CACCI’s focus has been on family reunification, where clients can sponsor a spouse, parents, biological or adopted children who live overseas and are not a U.S. citizen.
“Now there’s a big, big, disconnect between reality and what you may hear from [President Donald Trump] and the administration,” Vengroff said. “They talk about ‘chain migration’ [but] it doesn’t exist. I mean, really, it’s just totally fallacious. People aren’t bringing distant relatives.”
“If you’re a U.S. citizen you can sponsor your parents, your biological or adopted children and spouse. That’s it. You cannot sponsor a cousin, you cannot sponsor a grandparent, you cannot sponsor an uncle or an aunt, cousins, none of that. It can’t happen. It doesn’t happen. It’s all a lie,” Vengroff added.
Vengroff warns that the administration is now trying to cut back on other forms of legal immigration, such as asylum seekers and refugees.
An asylum seeker is searching for international help and protection from their country. Not every asylum seeker will be recognized as a refugee, but each refugee at one point was an asylum seeker. Countries operate within its own borders and someone who is an asylum seeker has not yet been approved by their own government to become a refugee.
A refugee is an individual who has fled their country and unable to return based on the fear of being persecuted due to their race, religion, nationality, or membership of a particular political or social group.
Since Trump coming into office, Vengroff expressed after dealing with refugees for years, the organization has hardly worked with any.

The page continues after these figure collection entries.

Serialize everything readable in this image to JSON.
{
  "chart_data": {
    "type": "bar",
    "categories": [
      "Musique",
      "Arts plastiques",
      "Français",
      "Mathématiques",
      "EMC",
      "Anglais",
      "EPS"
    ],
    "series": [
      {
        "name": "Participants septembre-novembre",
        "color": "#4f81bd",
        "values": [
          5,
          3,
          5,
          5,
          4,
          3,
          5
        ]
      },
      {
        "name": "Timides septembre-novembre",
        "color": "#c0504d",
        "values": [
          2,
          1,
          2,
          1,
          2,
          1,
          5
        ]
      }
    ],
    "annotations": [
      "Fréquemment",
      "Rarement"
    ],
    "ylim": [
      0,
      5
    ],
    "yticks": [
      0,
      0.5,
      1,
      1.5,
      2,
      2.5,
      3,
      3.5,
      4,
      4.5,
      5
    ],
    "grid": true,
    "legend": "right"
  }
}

“There’s millions of refugees. In the past, we’ve taken in about 100,000 a year. But, the current administration’s cut that way back, so now there’s a relatively small amount,” said Vengroff. “I think we took in 7 [refugees] this year.”
With this only being a brief look in to the immigration process, one can clearly see that it is nowhere near simple, cheap, timely or easy to understand.
“There’s so many myths out there,” Vengroff said.
Which is why it is up to the American people to educate themselves and fully understand the process, before jumping to drastic conclusions or taking in misinformation as truth.